Adi memprediksi Habib Rizieq bakal mendukung partai politik yang berlawanan dengan PDIP. Menurutnya, sosok yang sempat ditahan karena penyebaran berita bohong tersebut tak akan mempermasalahkan capres 2024 dari partai mana pun selama bukan dari PDIP.

“Ke mana HRS dan eks FPI untuk 2024. Jadi, siapa pun partai politik yang diusung melawan kekuatan pemerintah saat ini, melawan PDIP, melawan Jokowi, di situlah kemudian HRS dan FPI bakal berlabuh,” kata Adi dalam acara Total Politik di Warung WOW KWB, Kalibata, Jakarta Selatan, Minggu (24/7/2022).

Dia mengatakan analisisnya itu berdasarkan hasil pengamatan terhadap Habib Rizieq usai bebas bersyarat. Dengan diksi darurat kebohongan dan kezaliman, Adi menilai hal itu ditujukan kepada pemerintah saat ini.

“Kenapa? Karena HRS itu keluar, lalu muncul statement yang bukan bicara tentang ‘amar makruf nahi mungkar’, tetapi ini darurat kebohongan, darurat kezaliman,” ungkap dia.

Dia bahkan menegaskan kalimat itu tidak mungkin ditujukan kepada negara Suriah lantaran Habib Rizieq merupakan warga negara Indonesia.

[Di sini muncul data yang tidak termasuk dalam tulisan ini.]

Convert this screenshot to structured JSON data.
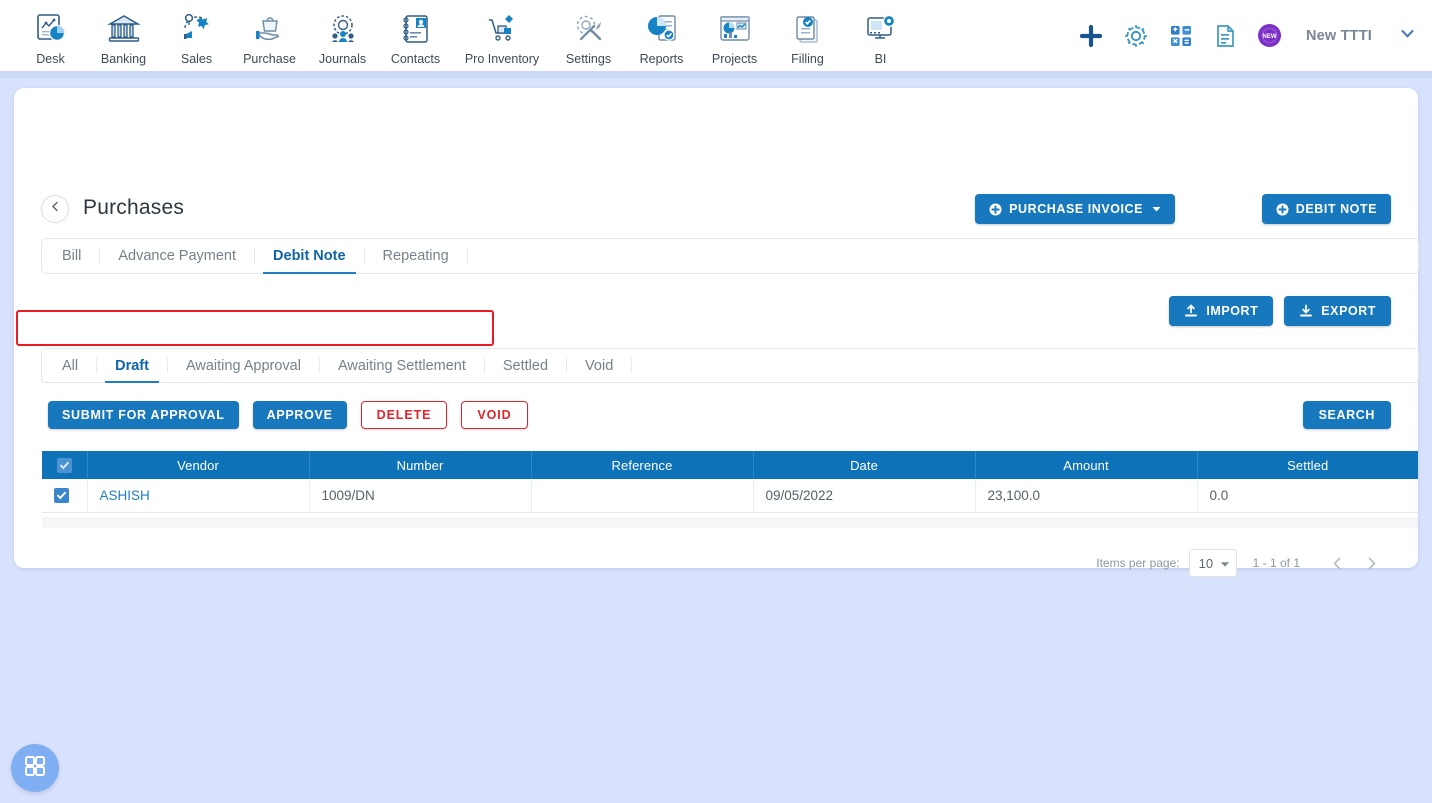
{
  "topnav": {
    "items": [
      {
        "label": "Desk",
        "icon": "dashboard-chart-icon"
      },
      {
        "label": "Banking",
        "icon": "bank-building-icon"
      },
      {
        "label": "Sales",
        "icon": "sales-megaphone-icon"
      },
      {
        "label": "Purchase",
        "icon": "purchase-bag-hand-icon"
      },
      {
        "label": "Journals",
        "icon": "journals-gear-people-icon"
      },
      {
        "label": "Contacts",
        "icon": "contacts-book-icon"
      },
      {
        "label": "Pro Inventory",
        "icon": "inventory-cart-icon"
      },
      {
        "label": "Settings",
        "icon": "settings-gear-wrench-icon"
      },
      {
        "label": "Reports",
        "icon": "reports-piechart-doc-icon"
      },
      {
        "label": "Projects",
        "icon": "projects-dashboard-icon"
      },
      {
        "label": "Filling",
        "icon": "filling-documents-check-icon"
      },
      {
        "label": "BI",
        "icon": "bi-monitor-gear-icon"
      }
    ]
  },
  "header_right": {
    "icons": [
      {
        "name": "add-plus-icon",
        "color": "#17558f"
      },
      {
        "name": "gear-icon",
        "color": "#2f91c4"
      },
      {
        "name": "calculator-icon",
        "color": "#2f7ec9"
      },
      {
        "name": "notes-document-icon",
        "color": "#3f9ac6"
      },
      {
        "name": "new-badge-icon",
        "color": "#7b2fc4",
        "text": "NEW"
      }
    ],
    "user_name": "New TTTI",
    "chevron": "chevron-down-icon"
  },
  "page": {
    "title": "Purchases",
    "back_icon": "chevron-left-icon"
  },
  "header_buttons": {
    "purchase_invoice": "PURCHASE INVOICE",
    "debit_note": "DEBIT NOTE"
  },
  "module_tabs": [
    {
      "label": "Bill",
      "active": false
    },
    {
      "label": "Advance Payment",
      "active": false
    },
    {
      "label": "Debit Note",
      "active": true
    },
    {
      "label": "Repeating",
      "active": false
    }
  ],
  "io_buttons": {
    "import": "IMPORT",
    "export": "EXPORT"
  },
  "status_tabs": [
    {
      "label": "All",
      "active": false
    },
    {
      "label": "Draft",
      "active": true
    },
    {
      "label": "Awaiting Approval",
      "active": false
    },
    {
      "label": "Awaiting Settlement",
      "active": false
    },
    {
      "label": "Settled",
      "active": false
    },
    {
      "label": "Void",
      "active": false
    }
  ],
  "action_buttons": {
    "submit_for_approval": "SUBMIT FOR APPROVAL",
    "approve": "APPROVE",
    "delete": "DELETE",
    "void": "VOID",
    "search": "SEARCH",
    "highlight_color": "#ec1c24"
  },
  "table": {
    "columns": [
      "Vendor",
      "Number",
      "Reference",
      "Date",
      "Amount",
      "Settled"
    ],
    "header_checkbox_checked": true,
    "rows": [
      {
        "checked": true,
        "vendor": "ASHISH",
        "number": "1009/DN",
        "reference": "",
        "date": "09/05/2022",
        "amount": "23,100.0",
        "settled": "0.0"
      }
    ]
  },
  "pagination": {
    "items_per_page_label": "Items per page:",
    "items_per_page_value": "10",
    "range": "1 - 1 of 1",
    "prev_icon": "chevron-left-icon",
    "next_icon": "chevron-right-icon"
  },
  "fab": {
    "icon": "grid-apps-icon"
  },
  "colors": {
    "page_bg": "#d9e2fd",
    "primary_blue": "#1878bd",
    "table_header_blue": "#0d72b7",
    "link_blue": "#1f7ec4",
    "danger_red": "#e0242c"
  }
}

“Tidak mungkin itu ngomongin Suriah. Tidak mungkin karena HRS tinggal di Indonesia dan Petamburan. Saya tidak perlu bertanya ke ustaz ini (Azis Yanuar, red), biar saya yang terjemahkan apa maksudnya,” jelas Adi.

Adi berusaha menerjemahkan pernyataan Habib Rizieq yang menurutnya berarti bahwa Indonesia tidak proporsional dan banyak dusta. Oleh karena itu, menurut Adi, siapa pun partai politik yang berhadapan dengan PDIP, berpotensi besar bakal diusung Habib Rizieq.

“Makanya saya bilang, gini, siapa pun partai politik yang nantinya akan berhadapan dengan jagoan jokowi dan PDIP, sangat potensial diusung oleh HRS dan eks FPI,” jelasnya.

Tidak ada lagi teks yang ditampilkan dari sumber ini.